The patriarch of this family, Charles King, was born in England and came to Québec in the 1830s. He evidently had access to considerable capital since he bought large concessions of land for the trade in lumber.  He purchased tracts of land in both the townships and in the lands formerly under the seigneurial system. His sawmill in Nelson Township, Division One was near the Grand Trunk Railway giving him access to faraway markets. His sons eventually took over his business and the King Brothers built up a huge concern in timber.

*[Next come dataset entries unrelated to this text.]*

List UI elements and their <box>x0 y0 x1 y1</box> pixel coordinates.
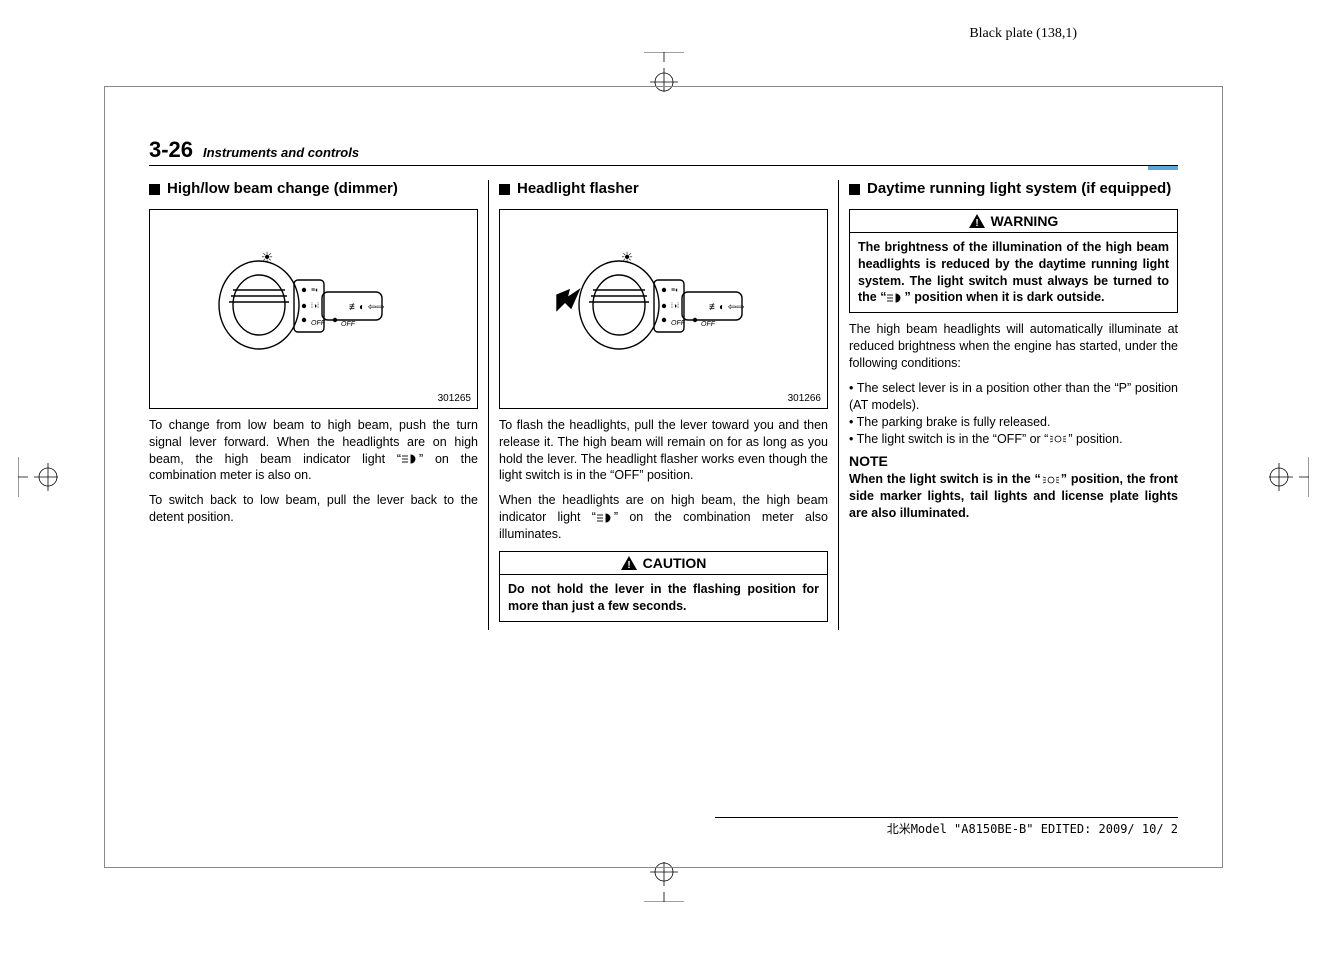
svg-text:≢◐ ⇦⇨: ≢◐ ⇦⇨ <box>349 302 385 313</box>
bullet-square-icon <box>849 184 860 195</box>
high-beam-icon <box>401 454 419 464</box>
section-title: Instruments and controls <box>203 145 359 160</box>
col3-bullets: The select lever is in a position other … <box>849 380 1178 448</box>
page-header: 3-26 Instruments and controls <box>149 137 1178 166</box>
col1-heading-text: High/low beam change (dimmer) <box>167 180 398 199</box>
svg-text:OFF: OFF <box>311 320 326 327</box>
svg-text:OFF: OFF <box>701 321 716 328</box>
col3-para1: The high beam headlights will automatica… <box>849 321 1178 372</box>
caution-box: ! CAUTION Do not hold the lever in the f… <box>499 551 828 622</box>
parking-light-icon <box>1041 475 1061 485</box>
note-body: When the light switch is in the “” posit… <box>849 471 1178 522</box>
svg-text:!: ! <box>975 218 978 228</box>
col3-heading: Daytime running light system (if equippe… <box>849 180 1178 199</box>
col1-heading: High/low beam change (dimmer) <box>149 180 478 199</box>
col2-para1: To flash the headlights, pull the lever … <box>499 417 828 485</box>
col2-figure: ☀ ≡◐ ⁞◑⁞ OFF ≢◐ ⇦⇨ OFF 301266 <box>499 209 828 409</box>
caution-body: Do not hold the lever in the flashing po… <box>500 575 827 621</box>
col2-heading-text: Headlight flasher <box>517 180 639 199</box>
page-frame: 3-26 Instruments and controls High/low b… <box>104 86 1223 868</box>
svg-text:≡◐: ≡◐ <box>671 287 679 294</box>
headlight-on-icon <box>886 293 904 303</box>
footer: 北米Model "A8150BE-B" EDITED: 2009/ 10/ 2 <box>149 817 1178 837</box>
caution-heading: ! CAUTION <box>500 552 827 575</box>
svg-text:☀: ☀ <box>260 249 273 265</box>
svg-text:≢◐ ⇦⇨: ≢◐ ⇦⇨ <box>709 302 745 313</box>
column-1: High/low beam change (dimmer) <box>149 180 488 630</box>
footer-text: 北米Model "A8150BE-B" EDITED: 2009/ 10/ 2 <box>715 817 1178 837</box>
svg-text:⁞◑⁞: ⁞◑⁞ <box>671 303 679 310</box>
warning-heading: ! WARNING <box>850 210 1177 233</box>
col1-para1: To change from low beam to high beam, pu… <box>149 417 478 485</box>
content-columns: High/low beam change (dimmer) <box>149 180 1178 630</box>
col3-heading-text: Daytime running light system (if equippe… <box>867 180 1171 199</box>
col1-figure-number: 301265 <box>438 393 471 404</box>
warning-box: ! WARNING The brightness of the illumina… <box>849 209 1178 314</box>
svg-text:☀: ☀ <box>620 249 633 265</box>
crop-mark-bottom <box>644 862 684 902</box>
lever-flasher-diagram-icon: ☀ ≡◐ ⁞◑⁞ OFF ≢◐ ⇦⇨ OFF <box>539 240 789 370</box>
plate-label: Black plate (138,1) <box>969 26 1077 42</box>
page-number: 3-26 <box>149 137 193 163</box>
bullet-square-icon <box>499 184 510 195</box>
lever-diagram-icon: ☀ ≡◐ ⁞◑⁞ OFF ≢◐ ⇦⇨ OFF <box>199 240 429 370</box>
svg-text:OFF: OFF <box>341 321 356 328</box>
svg-text:≡◐: ≡◐ <box>311 287 319 294</box>
high-beam-icon <box>596 513 614 523</box>
warning-triangle-icon: ! <box>621 556 637 570</box>
svg-text:⁞◑⁞: ⁞◑⁞ <box>311 303 319 310</box>
warning-body: The brightness of the illumination of th… <box>850 233 1177 313</box>
list-item: The select lever is in a position other … <box>849 380 1178 414</box>
column-2: Headlight flasher <box>488 180 838 630</box>
bullet-square-icon <box>149 184 160 195</box>
col2-figure-number: 301266 <box>788 393 821 404</box>
svg-text:OFF: OFF <box>671 320 686 327</box>
column-3: Daytime running light system (if equippe… <box>838 180 1178 630</box>
crop-mark-left <box>18 457 58 497</box>
col1-para2: To switch back to low beam, pull the lev… <box>149 492 478 526</box>
svg-text:!: ! <box>627 560 630 570</box>
crop-mark-right <box>1269 457 1309 497</box>
warning-triangle-icon: ! <box>969 214 985 228</box>
col2-para2: When the headlights are on high beam, th… <box>499 492 828 543</box>
parking-light-icon <box>1048 434 1068 444</box>
col2-heading: Headlight flasher <box>499 180 828 199</box>
col1-figure: ☀ ≡◐ ⁞◑⁞ OFF ≢◐ ⇦⇨ OFF 301265 <box>149 209 478 409</box>
note-heading: NOTE <box>849 453 1178 469</box>
list-item: The light switch is in the “OFF” or “” p… <box>849 431 1178 448</box>
list-item: The parking brake is fully released. <box>849 414 1178 431</box>
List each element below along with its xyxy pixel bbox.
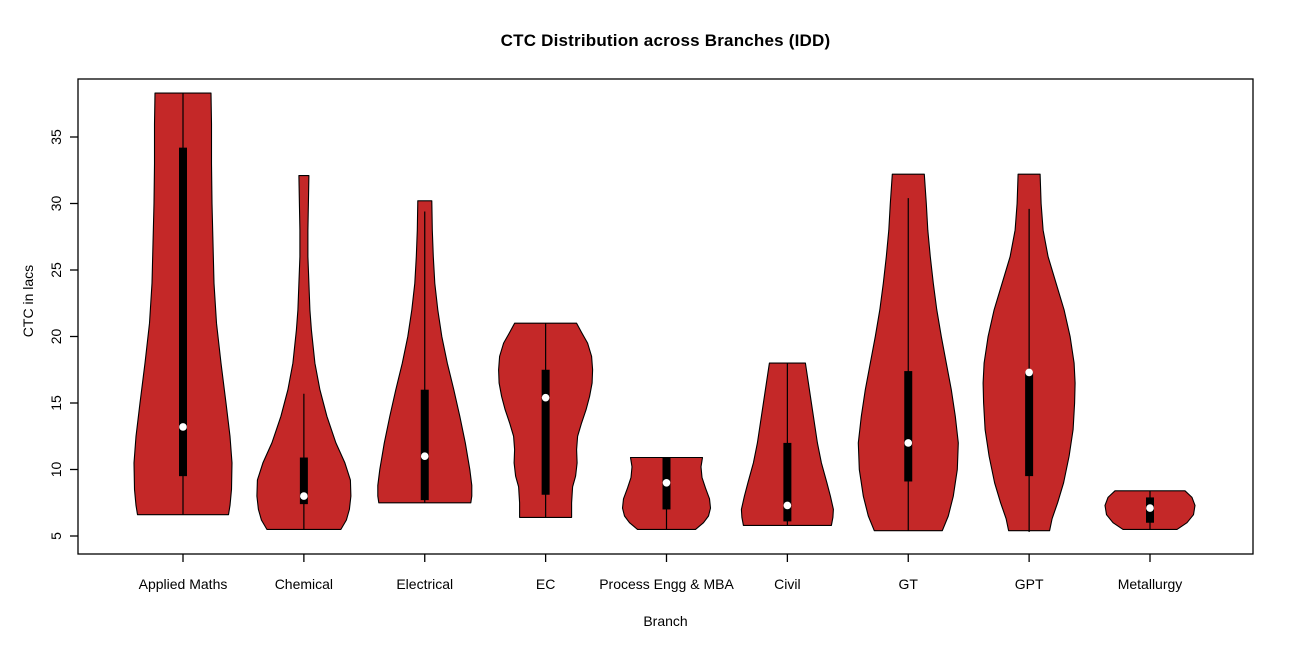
x-tick-label-gpt: GPT [1015,576,1044,592]
x-tick-label-ec: EC [536,576,555,592]
iqr-box-gt [904,371,913,482]
y-tick-label-20: 20 [48,329,64,345]
y-tick-label-10: 10 [48,462,64,478]
x-tick-label-civil: Civil [774,576,800,592]
x-tick-label-metallurgy: Metallurgy [1118,576,1183,592]
median-dot-gpt [1025,368,1033,377]
iqr-box-civil [783,442,792,522]
x-tick-label-chemical: Chemical [275,576,333,592]
median-dot-chemical [300,492,308,500]
median-dot-ec [541,393,550,402]
x-tick-label-process-engg-mba: Process Engg & MBA [599,576,734,592]
median-dot-metallurgy [1146,504,1154,512]
y-tick-label-30: 30 [48,196,64,212]
median-dot-applied-maths [179,423,187,431]
y-tick-label-5: 5 [48,532,64,540]
median-dot-civil [783,501,792,510]
plot-border [77,78,1254,555]
iqr-box-gpt [1025,372,1034,477]
x-tick-label-electrical: Electrical [396,576,453,592]
median-dot-electrical [420,452,429,461]
y-tick-label-35: 35 [48,129,64,145]
iqr-box-ec [541,369,550,495]
median-dot-gt [904,439,913,447]
chart-title: CTC Distribution across Branches (IDD) [500,31,831,50]
median-dot-process-engg-mba [662,479,671,487]
y-tick-label-25: 25 [48,262,64,278]
x-tick-label-applied-maths: Applied Maths [139,576,228,592]
x-tick-label-gt: GT [899,576,919,592]
violin-chemical [256,175,352,530]
x-axis-label: Branch [643,613,688,629]
y-tick-label-15: 15 [48,395,64,411]
iqr-box-electrical [420,389,429,501]
iqr-box-applied-maths [179,147,187,477]
iqr-box-chemical [299,457,308,505]
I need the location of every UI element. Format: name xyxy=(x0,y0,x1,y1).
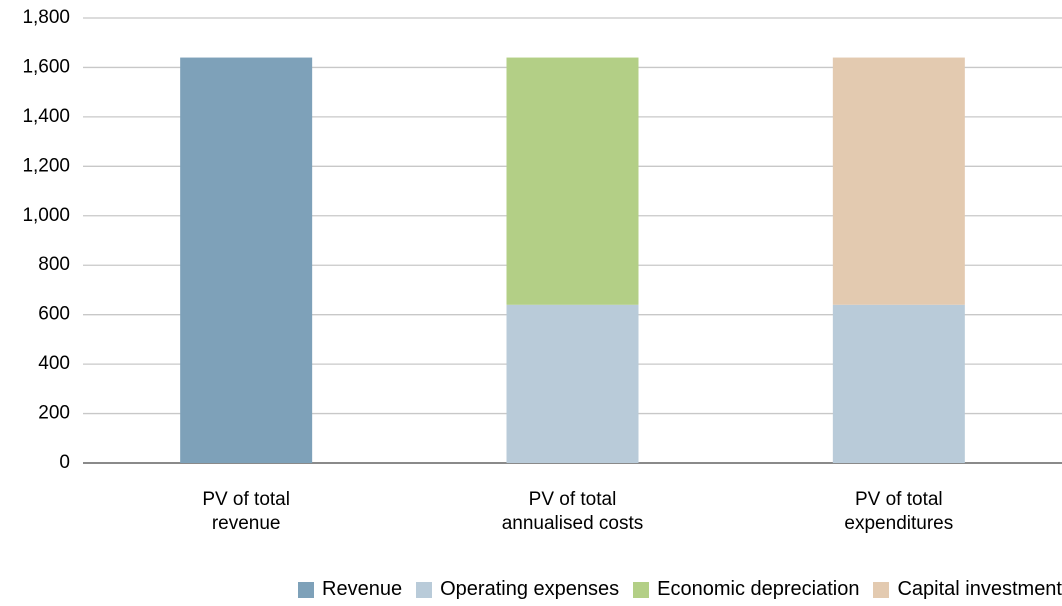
legend-swatch xyxy=(873,581,890,598)
bar-segment xyxy=(506,57,639,305)
y-tick-label: 1,000 xyxy=(22,205,70,226)
legend-label: Economic depreciation xyxy=(657,578,860,600)
legend-item: Operating expenses xyxy=(416,578,619,601)
bar-segment xyxy=(832,57,965,305)
bar-segment xyxy=(506,304,639,463)
x-tick-label: PV of total expenditures xyxy=(844,489,954,534)
y-tick-label: 1,800 xyxy=(22,7,70,28)
legend-item: Capital investment xyxy=(873,578,1062,601)
legend-item: Revenue xyxy=(298,578,402,601)
y-tick-label: 0 xyxy=(59,452,70,473)
legend-label: Operating expenses xyxy=(440,578,620,600)
y-tick-label: 200 xyxy=(38,403,70,424)
y-tick-label: 800 xyxy=(38,254,70,275)
legend-label: Capital investment xyxy=(897,578,1062,600)
y-tick-label: 600 xyxy=(38,304,70,325)
bar-segment xyxy=(832,304,965,463)
legend-swatch xyxy=(298,581,315,598)
legend-swatch xyxy=(633,581,650,598)
legend-swatch xyxy=(416,581,433,598)
x-tick-label: PV of total revenue xyxy=(202,489,290,534)
legend-item: Economic depreciation xyxy=(633,578,859,601)
legend-label: Revenue xyxy=(322,578,403,600)
y-tick-label: 1,600 xyxy=(22,56,70,77)
y-tick-label: 1,400 xyxy=(22,106,70,127)
y-tick-label: 1,200 xyxy=(22,155,70,176)
legend: Revenue Operating expenses Economic deprec… xyxy=(0,578,1062,601)
y-tick-label: 400 xyxy=(38,353,70,374)
bar-segment xyxy=(180,57,313,464)
x-tick-label: PV of total annualised costs xyxy=(501,489,644,534)
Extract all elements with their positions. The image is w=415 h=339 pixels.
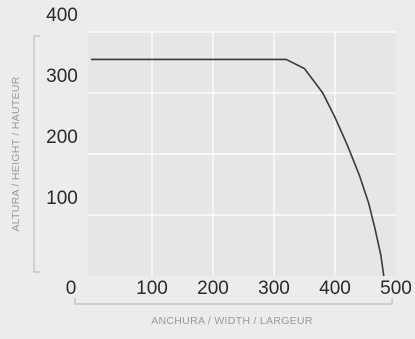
x-axis-title: ANCHURA / WIDTH / LARGEUR [151,315,313,327]
x-tick-label: 100 [136,278,168,299]
y-label-bracket [33,35,40,273]
y-tick-label: 400 [46,5,78,26]
x-tick-label: 200 [197,278,229,299]
x-tick-label: 0 [66,278,77,299]
y-axis-title: ALTURA / HEIGHT / HAUTEUR [10,76,22,231]
y-tick-label: 200 [46,127,78,148]
x-label-bracket [74,298,393,305]
y-tick-label: 100 [46,188,78,209]
x-tick-label: 300 [258,278,290,299]
x-tick-label: 500 [380,278,412,299]
data-line [91,58,385,277]
x-tick-label: 400 [319,278,351,299]
y-tick-label: 300 [46,66,78,87]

A comparison between Michel Turgeon’s sawmill and the King Brothers’ in the same township tells the tale. According to the 1871 Census of Canada, Turgeon’s mill had a fixed capital of $300 with floating capital of $70. In the year prior to the census, his mill processed 700 of “all sorts of logs” producing boards worth $420. By contrast, the King’s sawmill had a fixed capital of $5000, floating capital of $1000, and employed 31 men. It processed 11,000 logs, producing work valued at $16,000. This was but one of the King’s mills. They appear to have owned and operated at least two others.

There are family stories of my great-grandfather Charles Vermette and his brother François working in lumber camps as little boys. The story goes that when they were too small to help with the hard work of lumberjacking they assisted the cook in the camp. Their day as full-fledged lumberjacks would come soon enough. These stories fit well into what we know of the Nelson Township milieu. The stories may be connected with either Michel Turgeon’s sawmill or the much larger King holdings.

The King brothers weren’t finished building their empire. In 1876, a farmer named Fecteau who lived in the Township of Thetford, south of Nelson, discovered an unusual fibrous rock while digging on his farm. He had found asbestos, which was tantamount to striking gold or oil. The King Brothers already owned a number of lots in Thetford Township but they now swept down, purchased more lots, and by 1878 were in the lucrative asbestos mining business. Their new boomtown, known as Kingsville, was later re-christened Thetford-Mines.
 
Workers in the King asbestos mines (1896)
Within several years of the opening of the King asbestos mines, the entire Vermette/Turgeon clan, with old Michel as the vanguard, moved to Thetford-Mines. They left their farms and rustic trades in Nelson Township for the life of industrial wage earners. Joseph and at least two generations of his progeny would labor in the asbestos mines.

The period in Nelson Township in the 1860s and 1870s was transitional. When the Vermettes left the old parish of Saint-Gervais-de-Bellechasse around 1862, little had changed in the seigneuries in the St. Lawrence valley since the 17th c. When Joseph went to work in the asbestos mines in the 1880s, he was a harbinger of the 20th c. world of big business, large scale, international enterprise, in a cash economy. I have often wondered if Joseph Vermette, who died exactly 100 years ago, thought of this transition as an improvement.